Question

In: Economics

a) Explain how one bank creates money b) how does the banking system creates money? c)...

a) Explain how one bank creates money

b) how does the banking system creates money?

c) Define the money multiplier and explain why the multipler is likely to overstate the actual Increase in the money supply

Solutions

Expert Solution

a) Suppose a bank has, hypothetically, $10 million as deposits. This bank is required to have 10% of the total deposits as reserves to cover withdrawals. The reserve amount is equal to $1 million. The bank is allowed to lend the remaining $9 million to anyone who needs it. The loan of $9 million will fetch the bank interest payments. This is the how the bank will create money beyond the $10 million it initially had.
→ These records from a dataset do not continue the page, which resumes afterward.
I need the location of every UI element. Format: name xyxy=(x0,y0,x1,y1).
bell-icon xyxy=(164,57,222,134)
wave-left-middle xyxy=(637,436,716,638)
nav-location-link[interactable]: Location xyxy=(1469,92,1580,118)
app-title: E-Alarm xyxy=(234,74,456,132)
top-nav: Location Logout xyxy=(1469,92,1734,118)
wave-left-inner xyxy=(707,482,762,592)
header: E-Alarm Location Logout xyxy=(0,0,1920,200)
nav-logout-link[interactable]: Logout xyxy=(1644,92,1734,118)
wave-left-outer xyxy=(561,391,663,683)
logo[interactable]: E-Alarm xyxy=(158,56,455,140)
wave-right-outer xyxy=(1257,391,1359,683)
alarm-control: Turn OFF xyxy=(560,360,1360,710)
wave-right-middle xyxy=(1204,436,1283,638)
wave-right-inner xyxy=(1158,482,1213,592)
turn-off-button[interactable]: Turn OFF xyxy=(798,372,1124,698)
b) Now suppose, the business to which this $9 million was loaned out to deposits this sum to another bank, say Bank 2. 10% of this sum is kept as reserves in Bank 2. It leaves Bank 2 with $8.1 million to lend. This sum of money when loaned out then generates interest income for Bank 2.

This chain goes on, with Bank 2 lending to Bank 3. Bank 3 keeping 10% reserve and lending out the rest to Bank 4, which in turn keeps 10% deposit and so on.....

This is how money is created in the banking system.

c) As we saw, with each successive bank keeping a reserve amount and lending the rest, the money supply is expanding. The amount of money that the system can create is found by using the money multiplier. The money multiplier tells us by how many times a loan will be “multiplied” through the process of lending out excess reserves, which are deposited in banks as demand deposits. Thus, the money multiplier is the ratio of the change in money supply to the initial change in bank reserves.

Money multiplier is = 1/Required Reserve Ratio

The required reserve ratio is 10%, then the money multiplier is = 1/0.1 = 10, i.e. the money supply will increase by 10 times!

This increase in the money supply is actually over-estimated by the multiplier because the multiplier formula does not take into account the excess reserves that banks keep. Excess reserves are capital reserves held by a bank or financial institution in excess of what is required by regulators, creditors or internal controls. Also, the central bank does not really have, in real life, full control on the monetary base.